It's now been a year and a half since the launch of ChatGPT: the LLM (‘Large Language Model') powered AI tool. Tools like these have the power to transform the professional services sector. My own PR business, Sapience Communications, is no exception.
If a LLM can generate the persuasive language that my profession trades in, then is it curtains for human-centred PR? Opinions vary. In the year and a half since the launch of ChatGPT, no settled consensus has emerged. Some remain fatalistic. At a recent panel of PR professionals, the best the assembled could say on the subject was, "We're not doomed immediately."
By contrast, some PRs have taken to AI with perhaps a little too much gusto. The Evening Standard has reported a startling rise in instances of the word ‘delve' in incoming emails from PRs - ‘delve' being, apparently, a favoured word of ChatGPT. It's becoming something of a running joke in the PR world that every new firm describes itself as ‘AI-powered': a term that's often used to give a tech frisson, rather than to say anything specific about how AI will be used to enhance service.
The quandary remains. According to research, 43% of PR professionals are uncertain about how AI can or should be applied to the profession.
I believe that it is time for PR to get more specific about how AI can and cannot improve our work: avoiding sweeping statements about it being either a panacea, or the end of our profession.
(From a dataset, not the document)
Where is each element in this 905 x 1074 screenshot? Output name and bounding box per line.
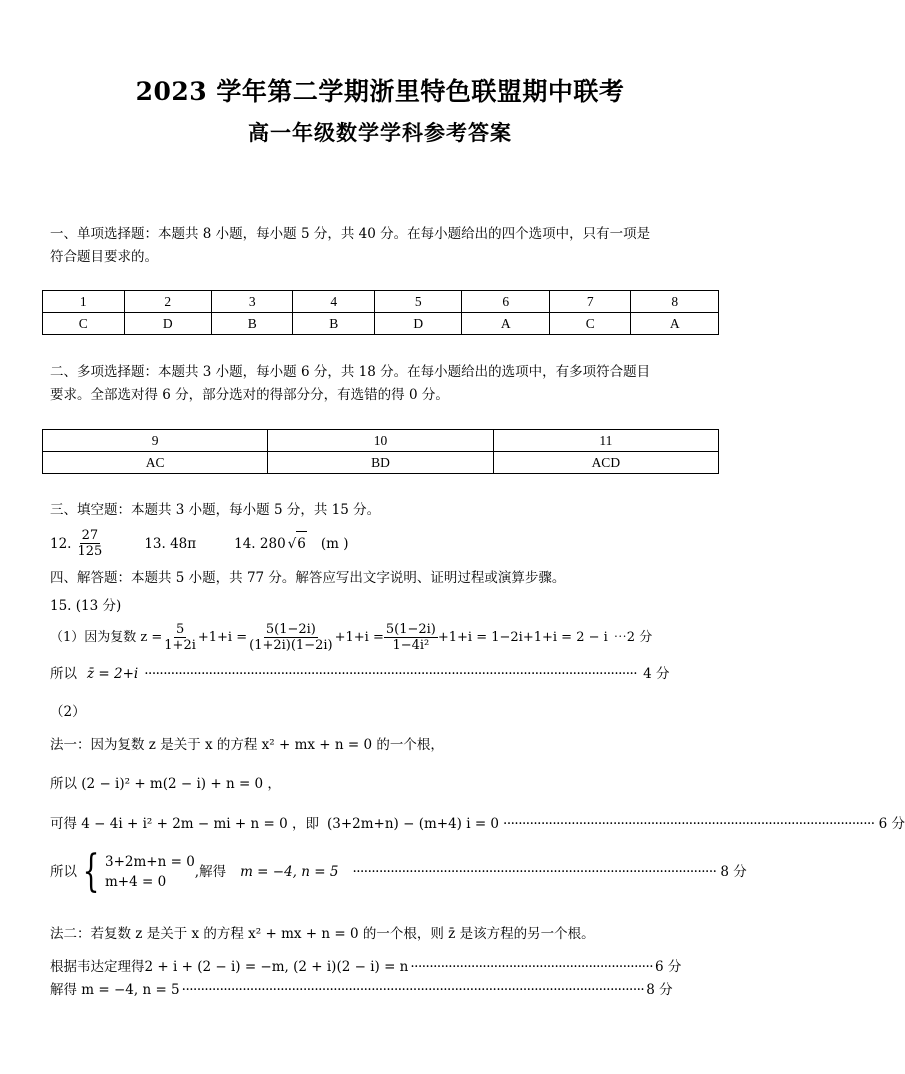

In its current stage of development, AI - though not without its pitfall and limitations - is a tool for streamlining the work of PR professionals, giving them time to focus on the creative work that truly makes a difference to clients.
Surveying the landscape
One essential task for PRs is to have a sense of the media landscape, and where our various clients fit into it. Identifying the key audiences; stakeholders; outlets; journalists; or sources of leads is typically the first step in any successful program of media relations or lead generation.
ChatGPT and similar tools can simplify and improve on this process. AI tools can be used to identify a client's key audience, relevant media titles, as well as the pertinent trends and conversations in their sector. This gives PR professionals an important head-start in positioning clients as thought leaders: ensuring that they are intervening in the latest sector issues, and reaching out to the full roster of journalists who might be interested.
Such tools are also boon to lead generation and email marketing. AI tools can analyse large volumes of consumer data to prospect for potential customers or partners, scraping their contact details to generate a sound list of leads in a matter of minutes. AI tools can also be used to hone the email campaigns themselves, identifying the trends that customers in the market are interested in, and even predicting the efficacy of campaigns - giving PRs the chance to adjust their messaging accordingly.
Reducing administrative burdens
PR also involves a fairly large number of rote tasks - such as reporting; pro forma documents; media monitoring; and data entry. AI tools can put a real dent in this workload.
AI tools can now draft initial versions of press releases, getting down the boilerplate content and factual information which PRs can then add the needed texture and flair to.
AI tools can also analyse media sentiment, giving PRs an accurate picture of where their clients currently stand in the eyes of the media and the general public. Before AI this had to be a manual task, which often led to incomplete or partial estimates of sentiment. By automating the collation of this data, AI frees up time for PRs to focus on how to act on this data: crafting the new narratives, creative ideas, or crisis comms in response.
Unsurprisingly, it is in these areas of the business that AI tools have penetrated furthest. According to the WEF, 65% of PR professionals surveyed believe that AI will improve their data analysis.
Can AI do our creative thinking for us?
Is AI, ultimately, a substitute for the creative thinking that lies at the heart of PR? Not in its current form. Of course, tools like ChatGPT can be an excellent spur to creativity for PRs. You can, for example, ask the tool to spit out a list of key sector issues, pitch ideas, or other initial prompts.
Again, these tools can give us this information because they have been trained on terabytes upon terabytes of existing information on the internet. But therein lies its weakness. AI tools in 2024 can give us information based only on what is currently being said and written. It can, to a large extent, only reproduce the conventional wisdom on a given topic.
But our job as PR professionals is to challenge the conventional wisdom about our clients. We must, to borrow from Thomas Hardy, run Far from the Madding Crowd to find new approaches and angles that change the conversation. That, at least for now, still requires a human element.
Thinking from first principles about what a PRs role is offers the best way to ensure that, as these tools develop, we adopt them in an appropriate and responsible way. In charting a course for the profession in the age of AI, we should be concrete, specific, and hard-nosed about what current AI tools can do for us, and what they cannot do. Let's have less doom-and-gloom; but also, a little less pie-in-the-sky.